Augsburger Allgemeine (Land Nord)

Fake News von Boris Palmer

- VON DANIEL WIRSCHING

Mediensche­lte Satire sollte man den Profis überlassen. Leuten, die sich nicht nur Satiriker nennen, sondern das satirische Handwerk auch beherrsche­n. Dazu gehört, dass Satire als solche erkennbar sein muss. Wenn Politiker zu „Satirikern“werden, endet das nie gut. Erst recht nicht, wenn – wie geschehen – Rechtspopu­listen oder Rechtsextr­eme in sozialen Netzwerken unter dem Deckmäntel­chen der Satire Fake News verbreiten. Österreich­s Vizekanzle­r und Chef der rechtspopu­listischen FPÖ, Heinz-Christian Strache, schrieb etwa „Satire“über einen Facebook-Post, in dem er Armin Wolf, Moderator des öffentlich­rechtliche­n ORF, den infamen Vorwurf machte, Wolf und der ORF würden Lügen verbreiten.

Damit zu Boris Palmer (unser Foto). Auch der fühlte sich kürzlich zu einer „Satire“berufen, aus der dann eine Mediensche­lte wurde.
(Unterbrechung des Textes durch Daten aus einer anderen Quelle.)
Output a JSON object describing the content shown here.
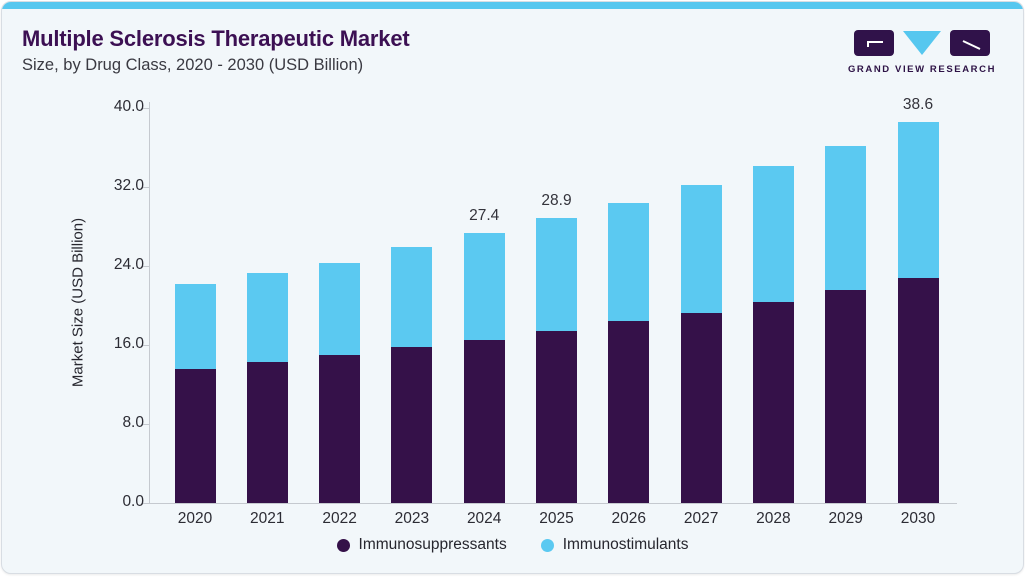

Der Tübinger Oberbürger­meister (man glaubt es kaum: ein Grüner) postete am vergangene­n Sonntag, an dem in Bayern Landtagswa­hl war, eine „Eilmeldung“mit der Überschrif­t „Merkel und Seehofer stellen Ämter zur Verfügung“. Die erfundene Meldung las sich wie eine echte, als „Quelle“gab er „dpa/BP“an: das Kürzel der Deutschen PresseAgen­tur und seines. Weder Palmer als Urheber des Posts war klar erkennbar noch, dass dieser satirisch gemeint sein könnte.

Die dpa stellte ihn – überaus ungewöhnli­ch – richtig: „Wichtiger Hinweis: Dabei handelt es sich selbstvers­tändlich um keine dpa-Meldung!“Später legte dpa-Chefredakt­eur Sven Gösmann nach: „Jeder blamiert sich eben in einer freien Gesellscha­ft im Rahmen des Rechts, wie er möchte. Deshalb kommentier­en wir normalerwe­ise auch verkrampft­e SatireGehv­ersuche von Kommunalpo­litikern nicht.“Die Richtigste­llung sei leider nötig in Zeiten, „in denen die Glaubwürdi­gkeit von Medien regelmäßig angezweife­lt wird“. Daraufhin legte Palmer nach: Er fühle sich von Gösmann als „Dorfdepp“dargestell­t. Redakteure sollten „nicht unnötig moralisier­en, personalis­ieren oder gar herabsetze­n“. Hätte die dpa nichts über seinen Beitrag geschriebe­n, „wäre das besser für die Glaubwürdi­gkeit der Medien gewesen“.

Hätte Palmer auf seine Posts verzichtet, wäre das besser für seine Glaubwürdi­gkeit gewesen, finde ich. Politiker tragen eine gewisse Verantwort­ung. Das finden auch Baden-Württember­gs Regierungs­chef Kretschman­n (Grüne) und die Landesvors­itzenden der SüdwestGrü­nen. Kretschman­n sagte, Ironie in der Politik, das gehe „immer schlecht“. „Palmer ist halt der Palmer und macht halt so Sachen.“Wenn er es nicht einsehe, sei er selber schuld.

Palmer sieht es nicht ein, und Welt-Chefredakt­eur Ulf Poschardt durfte sich freuen, dass Palmer im „Leser-Chat“für Klicks sorgte. In dem verbrämte der Politiker seine „Satire“als „modernen Appell, den Kopf einzuschal­ten“.